Note: 18 Basic and Diluted Earnings per share (EPS) computed in accordance with

Accounting Standard (AS) 20 "Earning per Share"

Particulars

31.03.2024 Rs. In Lakhs

31.03.2023 Rs. In Lakhs

Numerator

Profit / (Loss) after Tax

-12.42

-8.70

Denominator

Weighted average number of Nos. Equity shares

1500.00

1500.00

EPS Basic

Numerator/Denominator

-0.08

-0.06

EPS Diluted

Numerator/Denominator

-0.08

-0.06

Note: 19

Payment to Auditor''s

2023-24 Rs. In Lakhs

2022-23 Rs. In Lakhs

For Audit

0.15

0.15

For Company Matters

00

00

Note: 20 previous year figures have been regrouped and recasted wherever necessary. Note: 21 Other Notes

Additional Regulatory Information pursuant to Clause 6L of General Instructions for preparation of Balance Sheet as given in Part I of Division II of Schedule III to the Companies Act, 2013, are given hereunder to the extent relevant and other than those given elsewhere in any other notes to the Financial Statements.

a. During the year ended March 31, 2024 and March 31, 2023, the Company has not advanced or loaned or invested funds (either borrowed funds or share premium or kind of funds) to any other person(s) or entity(ies), including foreign entities (Intermediaries) with the understanding (whether recorded in writing or otherwise) that the Intermediary shall:

i) directly or indirectly lend or invest in other persons or entities identified in any manner whatsoever by or on behalf of the Company (Ultimate Beneficiaries) or

ii) provide any guarantee, security or the like to or on behalf of the ultimate beneficiaries.

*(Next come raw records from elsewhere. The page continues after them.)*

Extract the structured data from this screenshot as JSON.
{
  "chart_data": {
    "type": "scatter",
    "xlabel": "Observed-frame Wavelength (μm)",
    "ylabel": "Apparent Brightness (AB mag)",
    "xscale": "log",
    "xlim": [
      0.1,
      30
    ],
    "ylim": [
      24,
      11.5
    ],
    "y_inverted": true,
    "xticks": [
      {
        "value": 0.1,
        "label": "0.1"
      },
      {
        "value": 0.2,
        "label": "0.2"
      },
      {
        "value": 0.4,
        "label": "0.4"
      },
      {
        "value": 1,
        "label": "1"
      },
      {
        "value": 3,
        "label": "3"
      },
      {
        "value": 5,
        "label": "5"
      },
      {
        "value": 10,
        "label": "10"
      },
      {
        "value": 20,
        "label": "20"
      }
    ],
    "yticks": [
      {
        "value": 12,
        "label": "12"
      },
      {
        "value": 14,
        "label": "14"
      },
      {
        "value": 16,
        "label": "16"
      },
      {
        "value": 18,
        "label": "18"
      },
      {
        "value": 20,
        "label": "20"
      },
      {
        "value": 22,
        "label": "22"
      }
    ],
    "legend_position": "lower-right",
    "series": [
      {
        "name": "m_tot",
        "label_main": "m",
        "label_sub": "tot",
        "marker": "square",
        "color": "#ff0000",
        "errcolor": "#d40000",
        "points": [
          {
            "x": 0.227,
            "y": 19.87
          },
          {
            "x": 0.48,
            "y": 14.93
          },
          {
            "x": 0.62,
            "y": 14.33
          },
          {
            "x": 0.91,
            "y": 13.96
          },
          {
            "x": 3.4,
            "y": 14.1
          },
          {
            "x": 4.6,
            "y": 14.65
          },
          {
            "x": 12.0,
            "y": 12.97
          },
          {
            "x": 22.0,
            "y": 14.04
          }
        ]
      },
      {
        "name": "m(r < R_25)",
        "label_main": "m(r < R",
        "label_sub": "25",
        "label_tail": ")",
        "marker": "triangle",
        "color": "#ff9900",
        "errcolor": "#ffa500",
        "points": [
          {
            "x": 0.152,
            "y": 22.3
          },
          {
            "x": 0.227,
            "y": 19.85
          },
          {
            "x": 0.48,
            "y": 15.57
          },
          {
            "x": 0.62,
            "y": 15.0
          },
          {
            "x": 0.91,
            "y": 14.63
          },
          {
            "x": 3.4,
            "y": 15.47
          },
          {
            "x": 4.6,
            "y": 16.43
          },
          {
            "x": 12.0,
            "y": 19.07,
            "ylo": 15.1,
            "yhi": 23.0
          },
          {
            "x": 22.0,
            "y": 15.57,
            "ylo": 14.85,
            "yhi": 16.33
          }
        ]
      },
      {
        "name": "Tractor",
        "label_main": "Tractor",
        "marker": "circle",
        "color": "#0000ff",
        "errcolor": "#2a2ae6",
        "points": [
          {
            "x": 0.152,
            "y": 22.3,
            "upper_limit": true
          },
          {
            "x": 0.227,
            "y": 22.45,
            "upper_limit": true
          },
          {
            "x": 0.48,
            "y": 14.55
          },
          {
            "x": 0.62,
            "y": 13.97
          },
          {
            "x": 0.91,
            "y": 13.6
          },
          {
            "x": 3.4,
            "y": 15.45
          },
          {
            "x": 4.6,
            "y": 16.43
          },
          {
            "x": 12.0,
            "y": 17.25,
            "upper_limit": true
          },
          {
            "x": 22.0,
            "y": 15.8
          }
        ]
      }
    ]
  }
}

Further, during the year ended March 31, 2024 and March 31, 2023, the Company has not received any fund from any person(s) or entity(ies), including foreign entities (Funding Party) with the understanding (whether recorded in writing or otherwise) that the Company shall: i) directly or indirectly lend or invest in other persons or entities identified in any manner whatsoever by or on behalf of the Funding Party (Ultimate Beneficiaries) or ii) provide any guarantee, security, or the like on behalf of the ultimate beneficiaries.

b. The Company has not invested or traded in Crypto Currency or Virtual Currency during the year ended March 31, 2024 (Previous: NIL)

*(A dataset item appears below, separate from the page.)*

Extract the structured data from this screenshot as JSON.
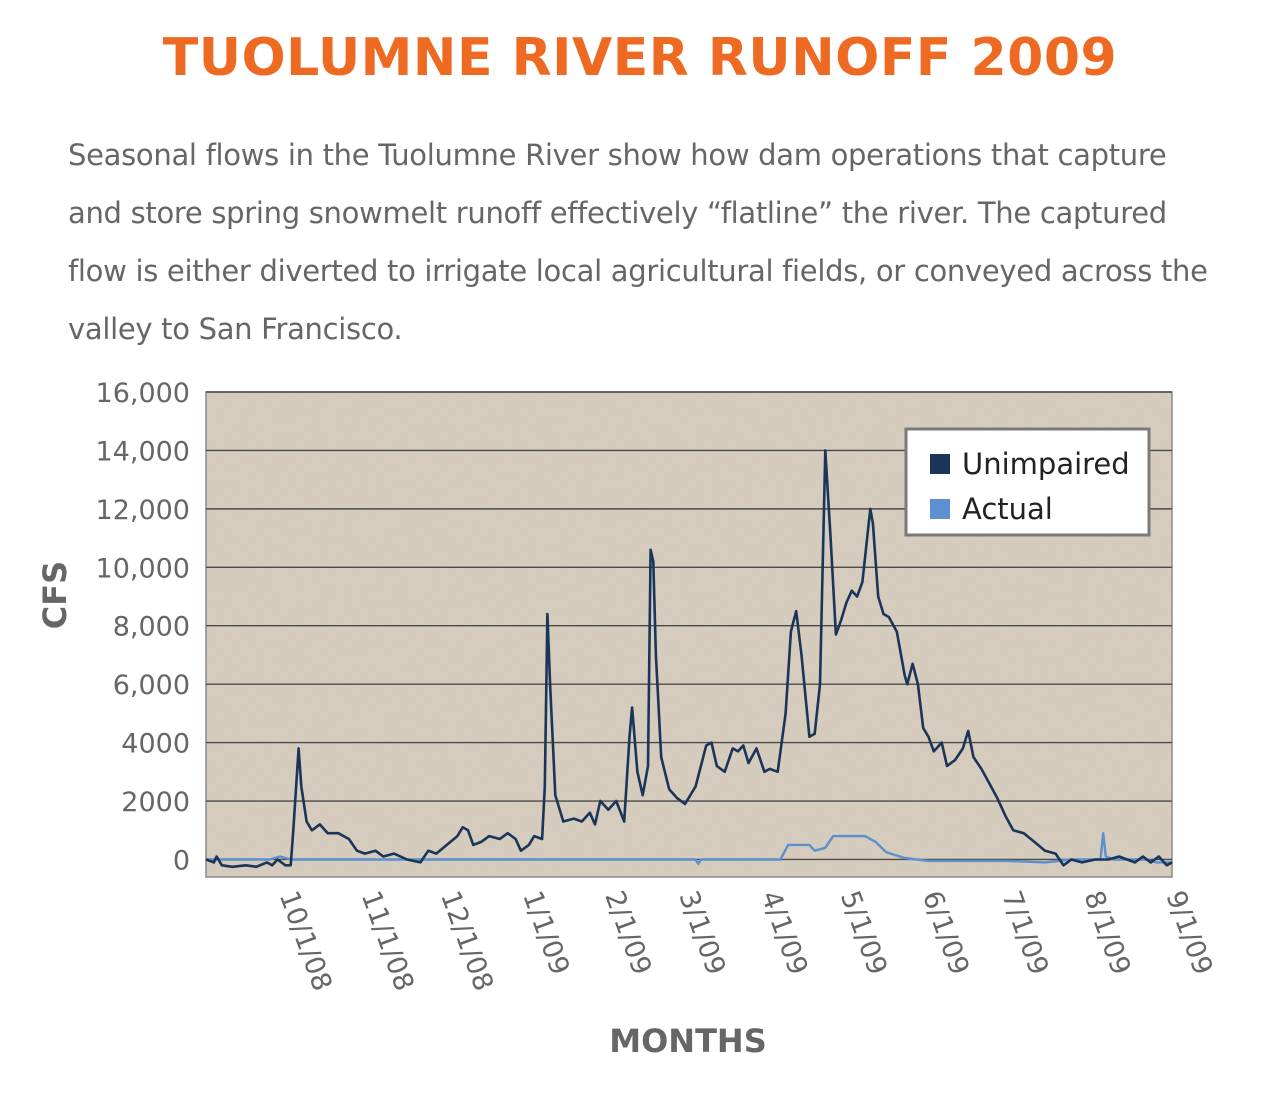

c. No proceedings have been initiated on or are pending against the Company for holding benami property under the Prohibition of Benami Property Transactions Act, 1988 (as amended in 2016) (formerly the Benami Transactions (Prohibition) Act, 1988 (45 of 1988)) and Rules made thereunder during the year ended March 31, 2024(Previous year: Nil).

d. The Company has not been declared Wilful Defaulter by any bank or financial institution or government or any government authority during the year ended March 31, 2024 (Previous year: Nil).

e. The Company has not surrendered or disclosed as income any transactions not recorded in the books of accounts in the course of tax assessments under the Income Tax Act, 1961 (such as, search or survey or any other relevant provisions of the Income Tax Act, 1961) during the year ended March 31, 2024 (Previous year: Nil).

f. The Company does not have any transactions with the companies struck off under section 248 of the Companies Act, 2013 or section 560 of the Companies Act, 1956 during the year ended March 31, 2024 (Previous year: Nil).

g. The Company has complied with the number of layers prescribed under clause (87) of section 2 of the Act read with the Companies (Restriction on number of Layers) Rules, 2017.